C'est très réconfortant  et contribue à la cordialité de ce coeur de grande ville, vouée aux habitants d'horizons cosmopolites qui s'ingénient à vivre ensemble sans leçons de morale ou tentations d'agressivité. Bien sûr, cette sérénité se ressent surtout par un dimanche de beau temps, mon idéalisme s'égare peut-être dans un optimisme rapide ...A la vérité,  on cherche les Berlinois de souche  dans ces foules exubérantes s'interpellant en anglais, français, italien, espagnol, suédois, turc, portugais, et, comme par surprise, en allemand ...  

Une église, Zionkirche, vaste, rouge sombre, en façade, opulente et sévère, et manifestement en travaux, propose son ombre et sa fraîcheur, et je propose une prière en l'honneur des enfants de notre famille, à venir ou déjà nés.

Solveig  murmure que cet endroit béni est un sanctuaire qui a vécu bien des drames, à l'instar de la ville. Bâti vers 1830 sur une petite colline plantée d'un vignoble, le saint lieu inspire la paix et aide ceux qui aspirent à la Foi. Détruite en grande partie par les bombardements, malmenée à l'époque de l'Allemagne de l'Est, l'église a survécu et s'est relevée de ses malheurs.

 Aujourd'hui, devant une frêle bougie, nous récitons le "Je vous salue Marie", dans une église protestante, mais qui nous en voudra ?

Certainement pas l'organiste déployant sa romantique chevelure, courbé sur son instrument, concentré à l'extrême sous les arcades, les fresques, les vitraux, les échafaudages sur lesquels s'activent d'habiles ouvriers, ne serait-ce le symbole de Berlin: sa force vive tissée de reconstruction, Foi, vigueur, et musique ?

En guise de présent, on nous glisse ce psaume  universel:

" Le Seigneur est mon berger:

Rien ne saurait me manquer

Le Seigneur me conduit,

Je ne manque de rien.

Si je traverse les ravins de la mort, 

Je ne crains aucun mal, 

Car tu es avec moi: 

Ton bâton me guide et me rassure."

En l'occurrence, notre guide reste Solveig, nous la suivons étonnés par ce fleuve évoquant la Seine, justement l'énorme Cathédrale surgit derrière un pont, nous songeons à Notre-Dame, le jeune couple prend la pose, pour un peu, Berlin et son île des Musées éclipseraient Paris !

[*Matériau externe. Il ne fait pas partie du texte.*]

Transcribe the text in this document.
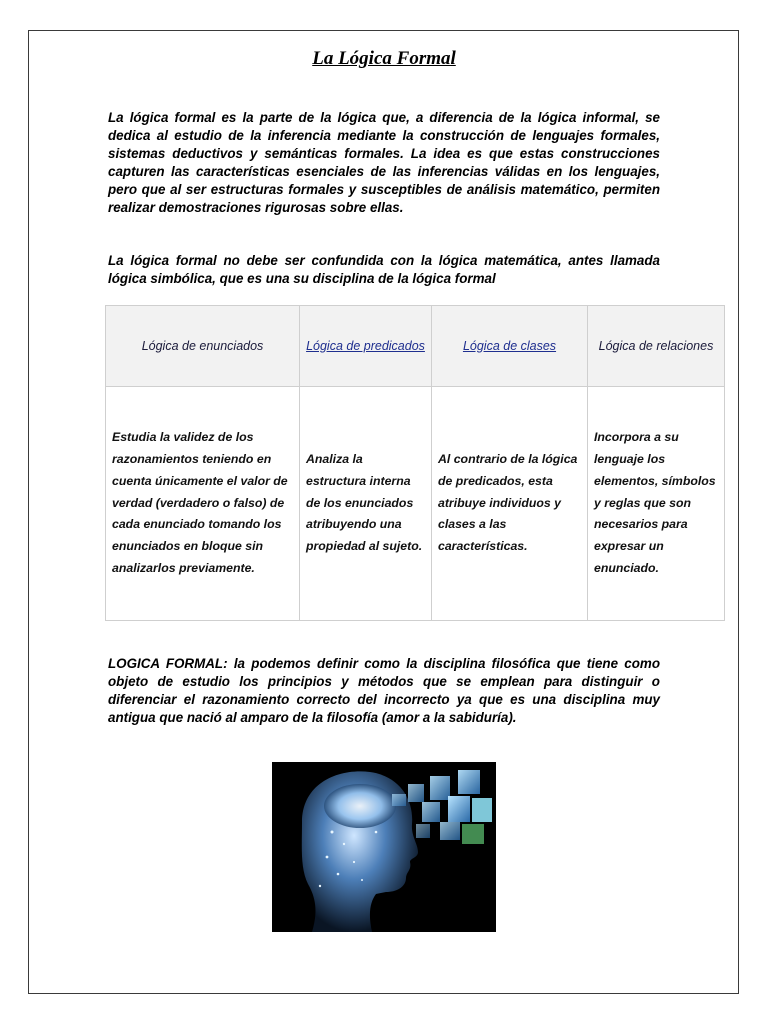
La Lógica Formal

La lógica formal es la parte de la lógica que, a diferencia de la lógica informal, se dedica al estudio de la inferencia mediante la construcción de lenguajes formales, sistemas deductivos y semánticas formales. La idea es que estas construcciones capturen las características esenciales de las inferencias válidas en los lenguajes, pero que al ser estructuras formales y susceptibles de análisis matemático, permiten realizar demostraciones rigurosas sobre ellas.

La lógica formal no debe ser confundida con la lógica matemática, antes llamada lógica simbólica, que es una su disciplina de la lógica formal

Lógica de enunciados	Lógica de predicados	Lógica de clases	Lógica de relaciones
Estudia la validez de los razonamientos teniendo en cuenta únicamente el valor de verdad (verdadero o falso) de cada enunciado tomando los enunciados en bloque sin analizarlos previamente.	Analiza la estructura interna de los enunciados atribuyendo una propiedad al sujeto.	Al contrario de la lógica de predicados, esta atribuye individuos y clases a las características.	Incorpora a su lenguaje los elementos, símbolos y reglas que son necesarios para expresar un enunciado.

LOGICA FORMAL: la podemos definir como la disciplina filosófica que tiene como objeto de estudio los principios y métodos que se emplean para distinguir o diferenciar el razonamiento correcto del incorrecto ya que es una disciplina muy antigua que nació al amparo de la filosofía (amor a la sabiduría).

L'homme- Mari admire les édifices pompeux et nous supplie d'avoir pitié d'un marcheur émérite qui désire une halte sur un banc,  en face du Palais Royal restauré en partie avec force béton ... Toutefois, le théâtre rose  et ravissant, s'emplit d'une foule élégante, et  des flots de jonquilles jaune citron croissent sur l'épaisse herbe verte au-dessous d'une belle terrasse arborant le titre de Galerie Populaire; voilà qui me titille, cette terrasse à l'allure italienne, au nom français et aux accents révolutionnaires, incite au farniente...  Saurais- je jamais ce que cache cette Galerie Populaire ? Quel dommage de ne pas avoir encore une journée à arpenter cette monumentale partie d'une ville frémissante de contrastes. 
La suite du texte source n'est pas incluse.